Alzheimer’s disease (AD) is a brain disorder that gradually diminishes memory, critical thinking, and overall cognitive function, eventually leading to the inability to carry out everyday tasks. It is ranked as the seventh leading cause of death in the United States and the leading cause of dementia among older adults. The majority of individuals who develop AD begin to display symptoms later in life, typically after age 65. While this disorder can develop in younger people, aging is considered a major risk factor.
Animal studies are frequently used to study memory, behavior, and pathology related to Alzheimer’s disease. Researchers were interested to understand if the metabolic changes that happen with age and if there is a potential for phenolic compounds to impact these changes.
A recent mouse study delved into the complex interplay between aging, Alzheimer's disease, metabolic changes, and behavioral alterations in mouse models. The research had three primary objectives:
- Assessing Changes with Age and Alzheimer's Disease Pathology: The study aimed to evaluate how metabolic and behavioral parameters change with age and AD pathology in both normal (WT) mice and those with AD (5xFAD).
- Linking Sleep Disturbances with Alzheimer's Disease: The researchers sought to establish a connection between sleep disturbances, blood-brain barrier (BBB) dysfunction, and brain amyloid-beta (Aβ) levels.
- Evaluating the Effects of Oleocanthal Treatment: The study explored how treating 5xFAD mice with oleocanthal (OC) affected metabolic and behavioral parameters.

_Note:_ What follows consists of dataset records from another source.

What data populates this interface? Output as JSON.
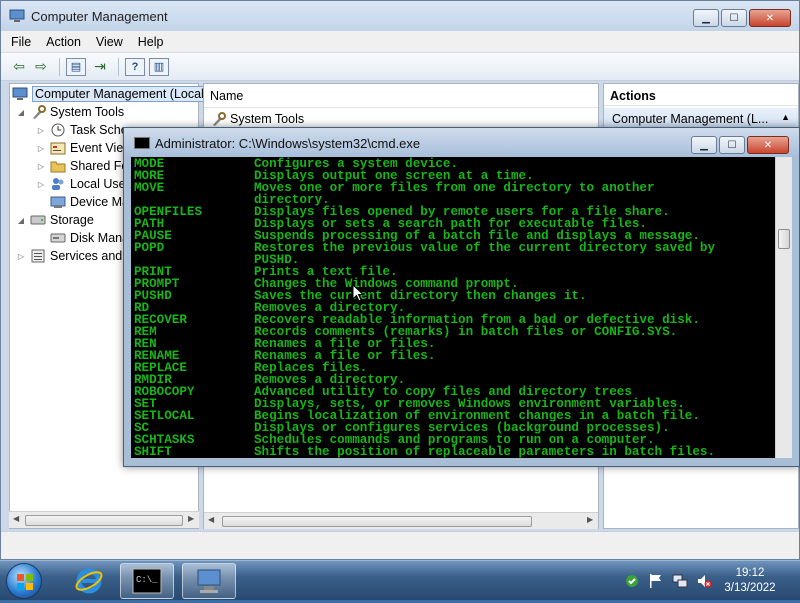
{
  "cm_window": {
    "title": "Computer Management",
    "menu": [
      "File",
      "Action",
      "View",
      "Help"
    ],
    "tree": [
      {
        "label": "Computer Management (Local",
        "level": 0,
        "icon": "computer-management-icon"
      },
      {
        "label": "System Tools",
        "level": 1,
        "icon": "system-tools-icon"
      },
      {
        "label": "Task Sche",
        "level": 2,
        "icon": "task-scheduler-icon"
      },
      {
        "label": "Event View",
        "level": 2,
        "icon": "event-viewer-icon"
      },
      {
        "label": "Shared Fo",
        "level": 2,
        "icon": "shared-folders-icon"
      },
      {
        "label": "Local Use",
        "level": 2,
        "icon": "local-users-icon"
      },
      {
        "label": "Device Ma",
        "level": 2,
        "icon": "device-manager-icon"
      },
      {
        "label": "Storage",
        "level": 1,
        "icon": "storage-icon"
      },
      {
        "label": "Disk Mana",
        "level": 2,
        "icon": "disk-management-icon"
      },
      {
        "label": "Services and A",
        "level": 1,
        "icon": "services-icon"
      }
    ],
    "main": {
      "column_header": "Name",
      "rows": [
        "System Tools"
      ]
    },
    "actions": {
      "header": "Actions",
      "subheader": "Computer Management (L..."
    }
  },
  "cmd_window": {
    "title": "Administrator: C:\\Windows\\system32\\cmd.exe",
    "text_color": "#18b418",
    "lines": [
      {
        "cmd": "MODE",
        "desc": "Configures a system device."
      },
      {
        "cmd": "MORE",
        "desc": "Displays output one screen at a time."
      },
      {
        "cmd": "MOVE",
        "desc": "Moves one or more files from one directory to another"
      },
      {
        "cmd": "",
        "desc": "directory."
      },
      {
        "cmd": "OPENFILES",
        "desc": "Displays files opened by remote users for a file share."
      },
      {
        "cmd": "PATH",
        "desc": "Displays or sets a search path for executable files."
      },
      {
        "cmd": "PAUSE",
        "desc": "Suspends processing of a batch file and displays a message."
      },
      {
        "cmd": "POPD",
        "desc": "Restores the previous value of the current directory saved by"
      },
      {
        "cmd": "",
        "desc": "PUSHD."
      },
      {
        "cmd": "PRINT",
        "desc": "Prints a text file."
      },
      {
        "cmd": "PROMPT",
        "desc": "Changes the Windows command prompt."
      },
      {
        "cmd": "PUSHD",
        "desc": "Saves the current directory then changes it."
      },
      {
        "cmd": "RD",
        "desc": "Removes a directory."
      },
      {
        "cmd": "RECOVER",
        "desc": "Recovers readable information from a bad or defective disk."
      },
      {
        "cmd": "REM",
        "desc": "Records comments (remarks) in batch files or CONFIG.SYS."
      },
      {
        "cmd": "REN",
        "desc": "Renames a file or files."
      },
      {
        "cmd": "RENAME",
        "desc": "Renames a file or files."
      },
      {
        "cmd": "REPLACE",
        "desc": "Replaces files."
      },
      {
        "cmd": "RMDIR",
        "desc": "Removes a directory."
      },
      {
        "cmd": "ROBOCOPY",
        "desc": "Advanced utility to copy files and directory trees"
      },
      {
        "cmd": "SET",
        "desc": "Displays, sets, or removes Windows environment variables."
      },
      {
        "cmd": "SETLOCAL",
        "desc": "Begins localization of environment changes in a batch file."
      },
      {
        "cmd": "SC",
        "desc": "Displays or configures services (background processes)."
      },
      {
        "cmd": "SCHTASKS",
        "desc": "Schedules commands and programs to run on a computer."
      },
      {
        "cmd": "SHIFT",
        "desc": "Shifts the position of replaceable parameters in batch files."
      }
    ]
  },
  "taskbar": {
    "time": "19:12",
    "date": "3/13/2022",
    "pinned": [
      "internet-explorer-icon",
      "cmd-icon",
      "computer-management-icon"
    ]
  }
}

The study used the Promethion cage systems® to monitor changes in physiological metabolic and behavioral parameters with age and pathology in both wild-type and 5xFAD mouse models. 5xFAD mice possess five genetic mutations that cause them to develop amyloid deposition, gliosis, and progressive neuronal loss accompanied by cognitive and degradation of motor function, similar to what humans with Alzheimer’s exhibit, so they are often used in research of this type.
To assess whether any of these parameters could be altered by treatment with oleocanthal (OC) - a phenolic compound found in extra virgin olive oil that has been shown to have neuroprotective properties - mice were given oleocanthal.
As expected, it was found in this study that metabolic parameters including body weight, energy expenditure, intake of food and water, dehydration, respiratory exchange rate, and behavioral parameters of sleep patterns and anxiety-like behavior were altered by age as well as AD pathology. The effect of the AD pathology on these parameters was significantly greater than what would be seen with normal aging, which researchers believed could be linked to amyloid-β deposition and disruption of the Blood-Brain-Barrier (BBB).
Their findings also showed an inverse correlation between sleep hours and BBB breakdown. Oleocanthal treatment was also found to reduce anxiety-like behavior symptoms and sleep disturbances. This was noteworthy information to add on to previous studies showing that sleep inefficiency may be related to AD progression and that anxiety may be a risk factor for AD.
Previous studies from this same lab showed that OC treatment reduced brain Aβ levels, reduced neuroinflammation, improved the blood–brain barrier (BBB) function, enhanced autophagy, and improved memory function.
In addition to showing associations between aging and AD and changes to metabolism and behavior, this study also reinforced other research showing that oleocanthal could be a valuable tool for improving these factors. This study also showed that monitoring these changes in parameters could offer insight as to AD severity and treatment efficacy in further AD mouse model studies.
While more research is needed before we can have clear recommendations for how to use oleocanthal as a protective agent, this does provide more evidence for the potential benefits of working oleocanthal-rich extra virgin olive oil into an overall healthy diet.